スペインのフランシスコ・ピ・イ・マルガル(1824-1901)という歴史家であり政治家であり思想家でもあった人物のことはこの本で初めて知ったのだが、こんな人がいたのかという驚きが、まずあった。

1877年、『諸国民性』という著作の中で、ピ・イ・マルガルは当時のヨーロッパにおけるナショナリズムを批判して、統一的な国民国家を「大国家」として退けているのだそうだ。大国家とは統一をめざすドイツとかイタリアとかの単位である。

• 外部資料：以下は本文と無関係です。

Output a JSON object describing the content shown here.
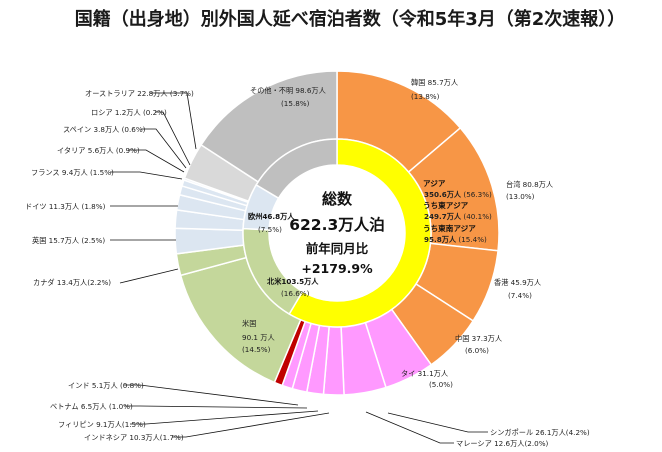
{
  "chart_data": {
    "type": "pie",
    "title": "国籍（出身地）別外国人延べ宿泊者数（令和5年3月（第2次速報））",
    "center": {
      "total_label": "総数",
      "total_value": "622.3万人泊",
      "yoy_label": "前年同月比",
      "yoy_value": "+2179.9%"
    },
    "inner_ring": [
      {
        "name": "アジア",
        "value": 350.6,
        "pct": 56.3,
        "color": "#ffff00"
      },
      {
        "name": "北米",
        "value": 103.5,
        "pct": 16.6,
        "color": "#c4d79b"
      },
      {
        "name": "欧州",
        "value": 46.8,
        "pct": 7.5,
        "color": "#dce6f1"
      },
      {
        "name": "その他・不明",
        "value": 98.6,
        "pct": 15.8,
        "color": "#bfbfbf"
      }
    ],
    "outer_ring": [
      {
        "name": "韓国",
        "value": 85.7,
        "pct": 13.8,
        "color": "#f79646"
      },
      {
        "name": "台湾",
        "value": 80.8,
        "pct": 13.0,
        "color": "#f79646"
      },
      {
        "name": "香港",
        "value": 45.9,
        "pct": 7.4,
        "color": "#f79646"
      },
      {
        "name": "中国",
        "value": 37.3,
        "pct": 6.0,
        "color": "#f79646"
      },
      {
        "name": "タイ",
        "value": 31.1,
        "pct": 5.0,
        "color": "#ff99ff"
      },
      {
        "name": "シンガポール",
        "value": 26.1,
        "pct": 4.2,
        "color": "#ff99ff"
      },
      {
        "name": "マレーシア",
        "value": 12.6,
        "pct": 2.0,
        "color": "#ff99ff"
      },
      {
        "name": "インドネシア",
        "value": 10.3,
        "pct": 1.7,
        "color": "#ff99ff"
      },
      {
        "name": "フィリピン",
        "value": 9.1,
        "pct": 1.5,
        "color": "#ff99ff"
      },
      {
        "name": "ベトナム",
        "value": 6.5,
        "pct": 1.0,
        "color": "#ff99ff"
      },
      {
        "name": "インド",
        "value": 5.1,
        "pct": 0.8,
        "color": "#c00000"
      },
      {
        "name": "米国",
        "value": 90.1,
        "pct": 14.5,
        "color": "#c4d79b"
      },
      {
        "name": "カナダ",
        "value": 13.4,
        "pct": 2.2,
        "color": "#c4d79b"
      },
      {
        "name": "英国",
        "value": 15.7,
        "pct": 2.5,
        "color": "#dce6f1"
      },
      {
        "name": "ドイツ",
        "value": 11.3,
        "pct": 1.8,
        "color": "#dce6f1"
      },
      {
        "name": "フランス",
        "value": 9.4,
        "pct": 1.5,
        "color": "#dce6f1"
      },
      {
        "name": "イタリア",
        "value": 5.6,
        "pct": 0.9,
        "color": "#dce6f1"
      },
      {
        "name": "スペイン",
        "value": 3.8,
        "pct": 0.6,
        "color": "#dce6f1"
      },
      {
        "name": "ロシア",
        "value": 1.2,
        "pct": 0.2,
        "color": "#dce6f1"
      },
      {
        "name": "オーストラリア",
        "value": 22.8,
        "pct": 3.7,
        "color": "#d9d9d9"
      },
      {
        "name": "その他・不明",
        "value": 98.6,
        "pct": 15.8,
        "color": "#bfbfbf"
      }
    ],
    "labels": {
      "korea": [
        "韓国 85.7万人",
        "(13.8%)"
      ],
      "taiwan": [
        "台湾 80.8万人",
        "(13.0%)"
      ],
      "hongkong": [
        "香港 45.9万人",
        "(7.4%)"
      ],
      "china": [
        "中国 37.3万人",
        "(6.0%)"
      ],
      "thai": [
        "タイ 31.1万人",
        "(5.0%)"
      ],
      "singapore": "シンガポール 26.1万人(4.2%)",
      "malaysia": "マレーシア 12.6万人(2.0%)",
      "indonesia": "インドネシア 10.3万人(1.7%)",
      "philippines": "フィリピン 9.1万人(1.5%)",
      "vietnam": "ベトナム 6.5万人 (1.0%)",
      "india": "インド 5.1万人 (0.8%)",
      "usa": [
        "米国",
        "90.1 万人",
        "(14.5%)"
      ],
      "canada": "カナダ 13.4万人(2.2%)",
      "uk": "英国 15.7万人 (2.5%)",
      "germany": "ドイツ 11.3万人 (1.8%)",
      "france": "フランス 9.4万人 (1.5%)",
      "italy": "イタリア 5.6万人 (0.9%)",
      "spain": "スペイン 3.8万人 (0.6%)",
      "russia": "ロシア 1.2万人 (0.2%)",
      "australia": "オーストラリア 22.8万人 (3.7%)",
      "other": [
        "その他・不明 98.6万人",
        "(15.8%)"
      ],
      "europe": [
        "欧州46.8万人",
        "(7.5%)"
      ],
      "namerica": [
        "北米103.5万人",
        "(16.6%)"
      ],
      "asia": [
        {
          "name": "アジア",
          "value": "350.6万人",
          "pct": "(56.3%)"
        },
        {
          "name": "うち東アジア",
          "value": "249.7万人",
          "pct": "(40.1%)"
        },
        {
          "name": "うち東南アジア",
          "value": "95.8万人",
          "pct": "(15.4%)"
        }
      ]
    }
  }
}
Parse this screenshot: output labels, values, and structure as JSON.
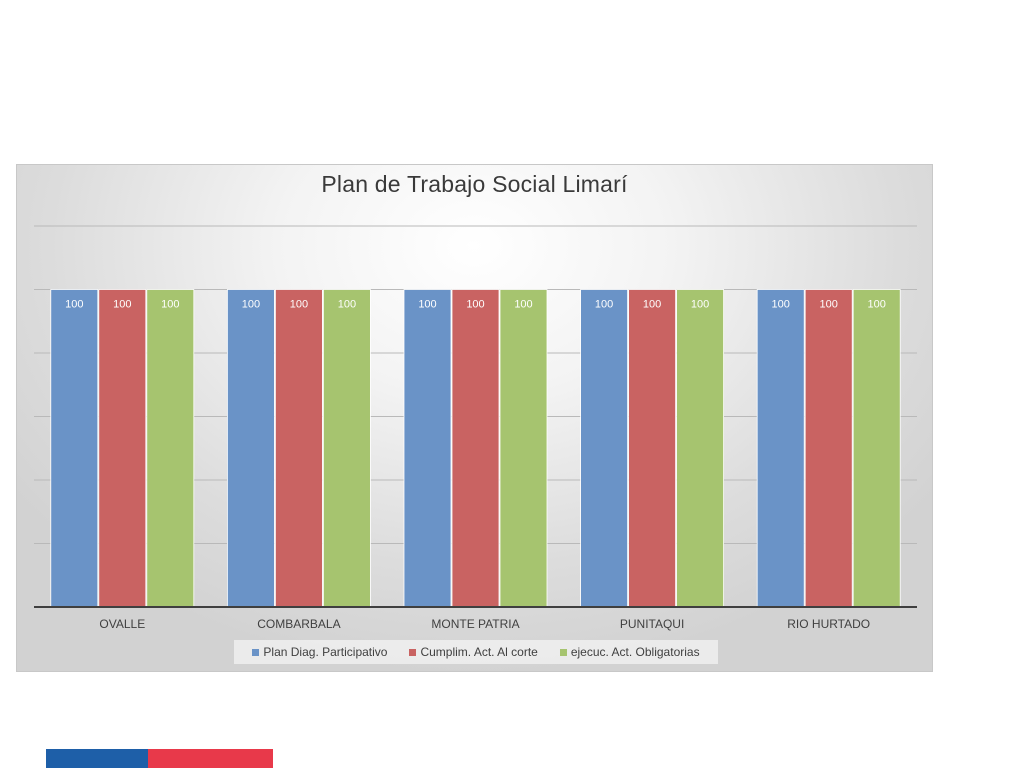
{
  "colors": {
    "series": [
      "#6a93c7",
      "#c96362",
      "#a6c46f"
    ],
    "footer_blue": "#1e5fa8",
    "footer_red": "#e8394a"
  },
  "chart_data": {
    "type": "bar",
    "title": "Plan de Trabajo Social Limarí",
    "xlabel": "",
    "ylabel": "",
    "categories": [
      "OVALLE",
      "COMBARBALA",
      "MONTE PATRIA",
      "PUNITAQUI",
      "RIO HURTADO"
    ],
    "series": [
      {
        "name": "Plan Diag. Participativo",
        "values": [
          100,
          100,
          100,
          100,
          100
        ]
      },
      {
        "name": "Cumplim. Act. Al corte",
        "values": [
          100,
          100,
          100,
          100,
          100
        ]
      },
      {
        "name": "ejecuc. Act. Obligatorias",
        "values": [
          100,
          100,
          100,
          100,
          100
        ]
      }
    ],
    "ylim": [
      0,
      120
    ],
    "grid": true,
    "data_labels": true,
    "legend_position": "bottom"
  }
}
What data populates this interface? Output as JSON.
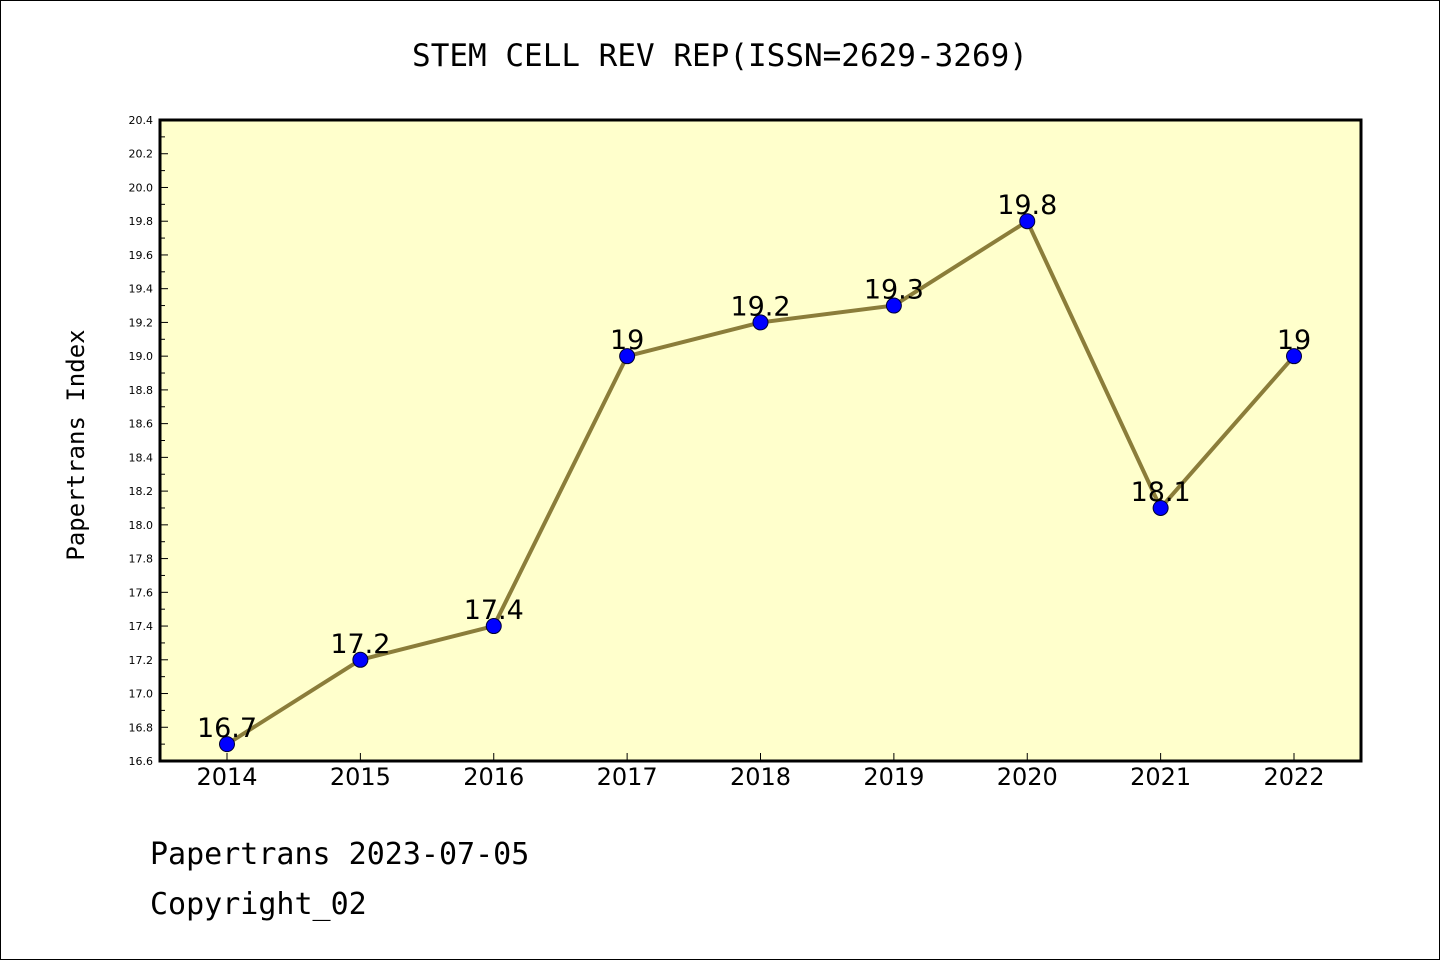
{
  "chart_data": {
    "type": "line",
    "title": "STEM CELL REV REP(ISSN=2629-3269)",
    "ylabel": "Papertrans Index",
    "xlabel": "",
    "categories": [
      "2014",
      "2015",
      "2016",
      "2017",
      "2018",
      "2019",
      "2020",
      "2021",
      "2022"
    ],
    "values": [
      16.7,
      17.2,
      17.4,
      19,
      19.2,
      19.3,
      19.8,
      18.1,
      19
    ],
    "data_labels": [
      "16.7",
      "17.2",
      "17.4",
      "19",
      "19.2",
      "19.3",
      "19.8",
      "18.1",
      "19"
    ],
    "ylim": [
      16.6,
      20.4
    ],
    "yticks": [
      "16.6",
      "16.8",
      "17.0",
      "17.2",
      "17.4",
      "17.6",
      "17.8",
      "18.0",
      "18.2",
      "18.4",
      "18.6",
      "18.8",
      "19.0",
      "19.2",
      "19.4",
      "19.6",
      "19.8",
      "20.0",
      "20.2",
      "20.4"
    ],
    "grid": false,
    "colors": {
      "plot_background": "#ffffcc",
      "line": "#8b7d3a",
      "marker": "#0000ff"
    }
  },
  "footer": {
    "line1": "Papertrans 2023-07-05",
    "line2": "Copyright_02"
  }
}
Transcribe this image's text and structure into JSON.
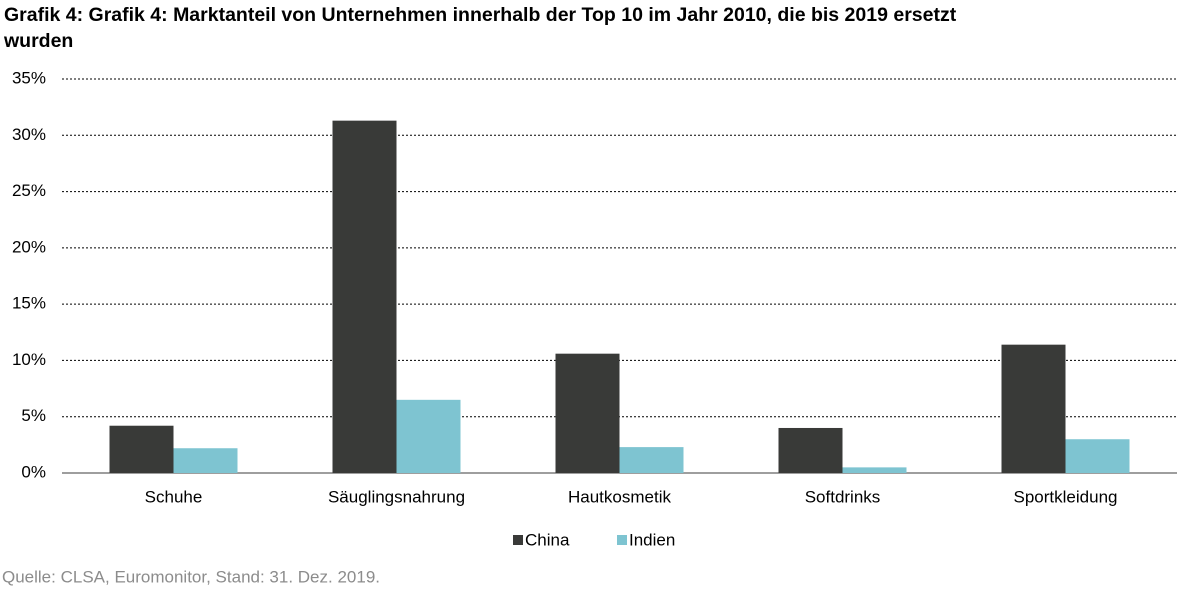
{
  "chart_data": {
    "type": "bar",
    "title": "Grafik 4: Grafik 4: Marktanteil von Unternehmen innerhalb der Top 10 im Jahr 2010, die bis 2019 ersetzt wurden",
    "categories": [
      "Schuhe",
      "Säuglingsnahrung",
      "Hautkosmetik",
      "Softdrinks",
      "Sportkleidung"
    ],
    "series": [
      {
        "name": "China",
        "color": "#393a38",
        "values": [
          4.2,
          31.3,
          10.6,
          4.0,
          11.4
        ]
      },
      {
        "name": "Indien",
        "color": "#7ec4d1",
        "values": [
          2.2,
          6.5,
          2.3,
          0.5,
          3.0
        ]
      }
    ],
    "ylim": [
      0,
      35
    ],
    "yticks": [
      {
        "value": 0,
        "label": "0%"
      },
      {
        "value": 5,
        "label": "5%"
      },
      {
        "value": 10,
        "label": "10%"
      },
      {
        "value": 15,
        "label": "15%"
      },
      {
        "value": 20,
        "label": "20%"
      },
      {
        "value": 25,
        "label": "25%"
      },
      {
        "value": 30,
        "label": "30%"
      },
      {
        "value": 35,
        "label": "35%"
      }
    ],
    "grid": true,
    "legend": "bottom",
    "source": "Quelle: CLSA, Euromonitor, Stand: 31. Dez. 2019."
  }
}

これに対して、ピ・イ・マルガルが主張するのが「小国家」のまとまりで、そうした「小国家」が連邦制を取ることを、スペインに最も望ましい政治体制として、主張したという(p.37以下)。

日本にも小日本主義というのはあるが、このような国家構想を描いた思想家は、廃藩置県後の明治時代にはちょっと思いつかない(もしかしたら幕末にはいたかもしれないが)。日本の場合、集権制をどう作るか、そしてその担い手をどう教育してくか、が基本的な議論の前提だと思われるので、このような各地域の多元的なあり方を容認した上で国民統合を目指そうとするスペインでの思想課題の難しさに、なによりも示唆を受けた。

このことは、終章で強調されている「19世紀の国民国家形成期に、近代歴史学が国民史という「装置」を構築し、それによって、国内の歴史的差異を統一的な語りのうちに押し込めた」という考え方があるが、ドイツやイタリアとかではそうだったかもしれないが、スペインではそうとはいえないという著者の史学史相対化の試みとつながっている(p.218)。日本の大学における近代歴史学の参照項が主としてドイツだったからでもあるが、このような視点は大事だと思った。

筆者はまた図書館勤務の時代からデジタルヒューマニティーズの研究を精力的に進めておられたが、その思いは、スペインの一次史料が他国のそれに比べて全然手に入らなかったことによるという。「必ずやこの史料の入手環境の不均衡を是正させねばならぬ」(p.223)という使命感(ここに著者があえて「ルサンチマン」とルビを振っていることに注目したい)が、本書に連なる著者の研究姿勢を支えていたのだということにも強く胸を打たれた。